The role of Clem Foster was portrayed by Bing Rusell.

=== Will Cartwright ===
Ben's nephew Will Cartwright, was introduced and was the lead character in five episodes,

In 1964, the year that Bonanza hit #1 in the ratings, Guy Williams was slated to replace Pernell Roberts upon Roberts's departure, enabling the series to preserve the four-Cartwright format for the run of the series. He received star billing after the four original rotating Cartwrights during his second appearance going forward, but ultimately, Roberts changed his mind and decided to stay for one more season, and Williams found himself pushed out. It was rumored that Michael Landon and Lorne Greene felt threatened by the studio initiating a precedent of successfully replacing one heroic leading man Cartwright with a new one, particularly in view of Williams' popularity with viewers.

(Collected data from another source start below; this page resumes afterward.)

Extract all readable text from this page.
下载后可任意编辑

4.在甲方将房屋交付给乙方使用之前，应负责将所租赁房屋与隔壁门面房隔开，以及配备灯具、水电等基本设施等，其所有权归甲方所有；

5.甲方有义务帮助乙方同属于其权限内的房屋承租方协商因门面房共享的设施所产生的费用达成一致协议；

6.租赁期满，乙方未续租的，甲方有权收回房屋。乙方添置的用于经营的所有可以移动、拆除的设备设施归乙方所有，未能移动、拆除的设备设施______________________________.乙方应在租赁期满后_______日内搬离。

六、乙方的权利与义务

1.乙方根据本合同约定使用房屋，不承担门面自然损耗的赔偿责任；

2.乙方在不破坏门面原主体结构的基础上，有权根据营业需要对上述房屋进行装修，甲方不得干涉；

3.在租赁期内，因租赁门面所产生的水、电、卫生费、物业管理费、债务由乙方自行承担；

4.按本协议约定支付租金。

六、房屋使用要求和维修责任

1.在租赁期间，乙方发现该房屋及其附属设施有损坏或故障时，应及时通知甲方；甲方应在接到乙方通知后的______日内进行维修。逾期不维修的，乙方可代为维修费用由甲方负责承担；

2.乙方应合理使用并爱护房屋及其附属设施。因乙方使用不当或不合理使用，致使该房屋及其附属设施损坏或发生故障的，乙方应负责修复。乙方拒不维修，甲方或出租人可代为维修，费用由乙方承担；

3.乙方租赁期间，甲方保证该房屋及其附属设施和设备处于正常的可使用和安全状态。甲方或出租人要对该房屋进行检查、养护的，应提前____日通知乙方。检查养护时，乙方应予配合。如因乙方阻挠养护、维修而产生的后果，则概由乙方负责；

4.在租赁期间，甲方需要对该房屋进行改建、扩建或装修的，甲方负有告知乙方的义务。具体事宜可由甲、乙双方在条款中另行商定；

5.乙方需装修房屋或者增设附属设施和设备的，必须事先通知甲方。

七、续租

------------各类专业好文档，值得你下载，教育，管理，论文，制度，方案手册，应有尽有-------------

Williams had previously portrayed the titular character in Walt Disney's Zorro television series, and went on to play the lead in Lost in Space, a science fiction television series, after the role in Bonanza ended.

=== Dusty Rhodes ===
Dusty Rhodes is a drifter. After meeting Hoss and Little Joe in Virginia City, he starts a livery business in partnership with the Cartwrights. Eventually, he and Jamie Hunter move to Ponderosa and Dusty becomes the ranch foreman.